Multichrom example #2665

jeromekelleher · 2022-12-15T15:58:31Z

~~Stacked on #2663 (and #2619)~~

@petrelharp @bhaller @molpopgen You might be interested in this: the new file c/examples/multichrom_wright_fisher.c gives a simple example of multi chromosome simulations with parallel simplify (most of the other stuff is from other in-flight PRs)

This adds a simple example of running a multi chromosome forwards simulation and running the sort/simplify steps in parallel using pthreads. This was really just to make sure that the basic idea of share the node table across the different table collections would work, and that we were getting the details right with the new TSK_SIMPLIFY_NO_FILTER_NODES and TSK_SIMPLIFY_NO_UPDATE_SAMPLE_FLAGS.

Running this through helgrind gives no errors (I think it's pretty good at picking up data races):

$ valgrind --tool=helgrind ./build/multichrom_wright_fisher 1000 10 1 tmp/sdf 1234

So, hooray, @molpopgen's ingenious idea works and with the infrastructure in #2663 and #2619 we can do it pretty easily!

Another thing I ended up doing here in 31c47e4 is to add a basic implementation of "delete rows", which is an operation we badly need in the API I think (mentioned here: #1034 (comment)). I think it's worth talking about that separately, so I'll open an issue for it.

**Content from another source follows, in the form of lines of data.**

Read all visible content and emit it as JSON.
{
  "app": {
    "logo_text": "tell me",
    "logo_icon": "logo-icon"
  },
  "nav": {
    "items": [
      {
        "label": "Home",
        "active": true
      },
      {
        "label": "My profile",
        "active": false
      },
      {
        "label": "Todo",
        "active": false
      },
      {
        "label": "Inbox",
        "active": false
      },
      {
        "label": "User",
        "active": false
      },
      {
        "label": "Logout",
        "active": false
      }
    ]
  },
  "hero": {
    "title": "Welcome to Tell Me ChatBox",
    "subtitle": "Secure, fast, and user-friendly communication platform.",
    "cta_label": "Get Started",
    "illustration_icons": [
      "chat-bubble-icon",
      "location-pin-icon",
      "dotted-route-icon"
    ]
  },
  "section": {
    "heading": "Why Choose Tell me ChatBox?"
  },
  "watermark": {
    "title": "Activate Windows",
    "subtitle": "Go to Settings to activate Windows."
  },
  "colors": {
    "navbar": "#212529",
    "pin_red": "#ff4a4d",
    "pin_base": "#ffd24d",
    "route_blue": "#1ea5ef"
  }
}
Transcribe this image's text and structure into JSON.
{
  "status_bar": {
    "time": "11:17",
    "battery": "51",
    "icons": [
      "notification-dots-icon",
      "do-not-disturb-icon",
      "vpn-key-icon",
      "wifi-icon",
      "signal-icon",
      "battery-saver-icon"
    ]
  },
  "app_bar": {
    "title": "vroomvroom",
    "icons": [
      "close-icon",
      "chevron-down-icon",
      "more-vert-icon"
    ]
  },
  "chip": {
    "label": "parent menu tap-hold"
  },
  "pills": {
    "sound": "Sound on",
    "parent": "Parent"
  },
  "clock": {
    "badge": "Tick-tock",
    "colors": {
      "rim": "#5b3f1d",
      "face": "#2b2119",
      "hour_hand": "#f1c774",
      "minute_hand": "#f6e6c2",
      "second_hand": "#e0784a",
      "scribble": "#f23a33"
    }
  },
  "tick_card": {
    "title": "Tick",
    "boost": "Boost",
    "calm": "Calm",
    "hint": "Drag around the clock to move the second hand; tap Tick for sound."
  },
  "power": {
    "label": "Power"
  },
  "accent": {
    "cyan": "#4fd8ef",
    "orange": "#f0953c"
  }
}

We can probably let this sit for a while now anyway, and should try to clear up some other stuff first.

molpopgen · 2022-12-15T16:32:12Z

Great! I'll take a closer look in a bit.

bhaller · 2022-12-15T19:53:37Z

Super cool. Good to know about helgrind, too; I will look into that too! :->

hyanwong · 2022-12-16T13:06:48Z

I guess this is relevant to #176, and might inform how we deal with multiple chromosomes.

bhaller · 2022-12-16T15:01:30Z

I guess this is relevant to #176, and might inform how we deal with multiple chromosomes.

As I understand it, we could choose to make the two things tied together – to make the separate tree sequences begin/end at chromosome boundaries – but we don't have to do that, and there are pretty strong reasons not to do that, perhaps. (For example, you want to be able to keep multiple tree sequences to speed up even single-chromosome models; and also, chromosomes will be of very different lengths, whereas you want to divide the work of simplification as evenly as you can across your multiple tree sequences; and also, the number of chromosomes you are simulating will often not match the number of threads you have available for simplification.) So I would tentatively lean towards not connecting these two things.

hyanwong · 2022-12-16T18:04:21Z

I would tentatively lean towards not connecting these two things.

I think it's not exclusive. If you want to represent multiple chromosomes, then this gives a nice way to do it. But there's not reason why you couldn't also do it on a single chromosome, or indeed on part of a chromosome within a multi-chromosome set.

But I do take you point that there's an elegancy about keeping the things completely independent.

jeromekelleher · 2022-12-16T19:26:16Z

This is really about low-level C API stuff here for now - how we might (or not) surface this to higher level things like representing multiple chromosomes is something we should wait and see (which is I think what we're all saying!).

codecov · 2023-01-10T14:15:50Z

Codecov Report

All modified and coverable lines are covered by tests ✅

Project coverage is 89.76%. Comparing base (ff06945) to head (e51c6c2).
Report is 76 commits behind head on main.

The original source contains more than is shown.